As AI takes on high-volume decision-making, the accountability model does not change—it becomes clearer. We operate on a Human + Machine model. Machines handle the predictable 90% at speed and scale, while humans govern the critical 10%—exceptions, ethics, judgment calls and regulatory challenges. AI systems operate under human-defined policies, guardrails and controls. When decisions are challenged by regulators or customers, accountability remains with the institution, just as it always has.
Autonomy does not dilute accountability—it formalises it. Humans govern, the institution remains responsible, and control never leaves the bank.
How are leading banks redefining roles as machines take over predictive and transactional intelligence?
Leading banks are moving people up the value chain. Employees are no longer operators stitching systems together—AI increasingly handles that work. Humans become supervisors, governors and strategic controllers of outcomes. In this Human + Machine model, agents execute at scale, while humans interpret policy, exercise complex judgment and handle exceptions.
Predictive and transactional intelligence sits with machines, while trust, governance and accountability remain with people.
The closest analogy is aviation. Autopilot manages most of the flight, but pilots remain responsible for the journey and the outcome. Banking autonomy works in a similar way.
With AI agents expected to handle most service interactions, how should banks approach governance?
Governance has to be engineered into the system from day one. We treat AI agents as regulated digital operators embedded directly into the architecture. Models undergo rigorous pre-deployment testing for fairness and are continuously monitored in production. Performance is tracked in real time, model drift is detected early, and retraining happens under strict governance.
Decision rights are aligned to risk through a tiered autonomy model. Low-risk interactions can run autonomously, higher-risk decisions require human oversight, and critical decisions remain human-led. Every decision is traceable, ownership is clear, and AI risk is governed at the board level.
Will end-to-end autonomy become table stakes for global banks?

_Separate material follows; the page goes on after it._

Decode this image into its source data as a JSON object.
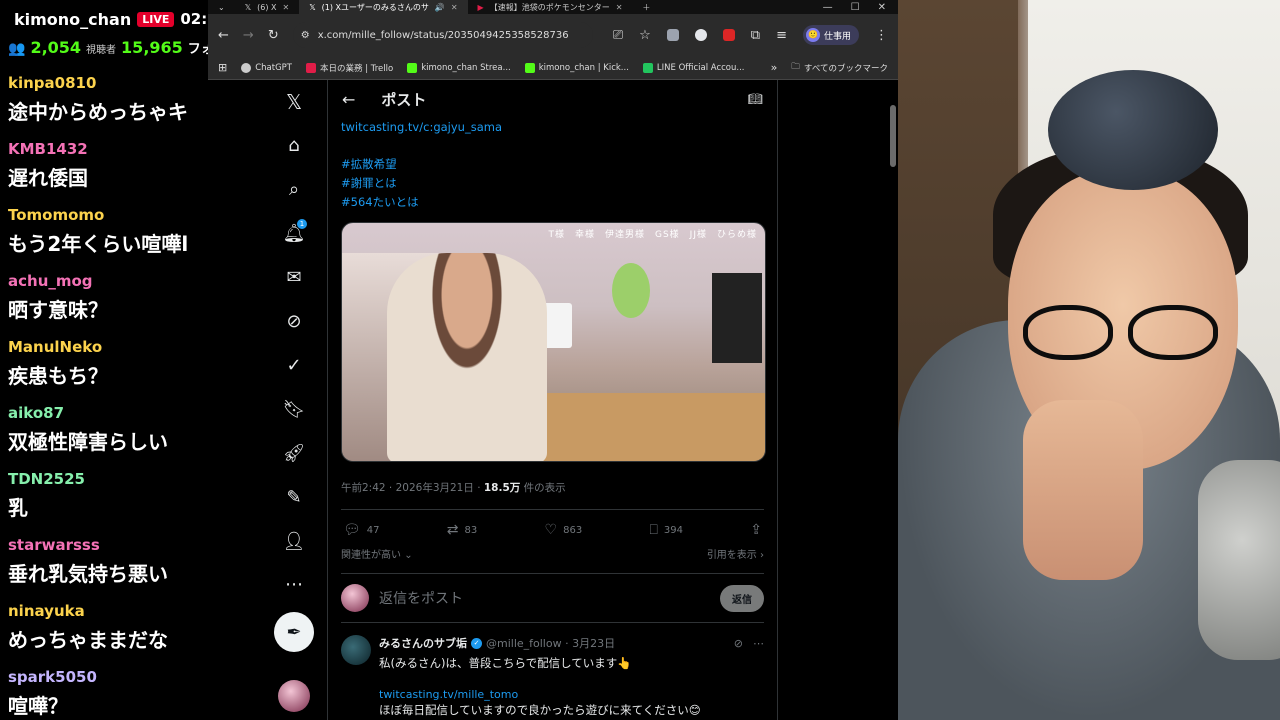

End-to-end autonomy is likely to follow the trajectory of many transformative technologies—what begins as a differentiator eventually becomes a baseline capability. Banks that continue optimising isolated processes will struggle to compete with institutions that orchestrate intelligence across the entire value chain. Early movers will capture structural advantages in cost, speed and risk precision.
Ultimately, the real divide will not be technology adoption but operating model ambition. Institutions willing to redesign workflows and rethink banking journeys will lead the market, while those that simply digitise legacy processes risk falling behind.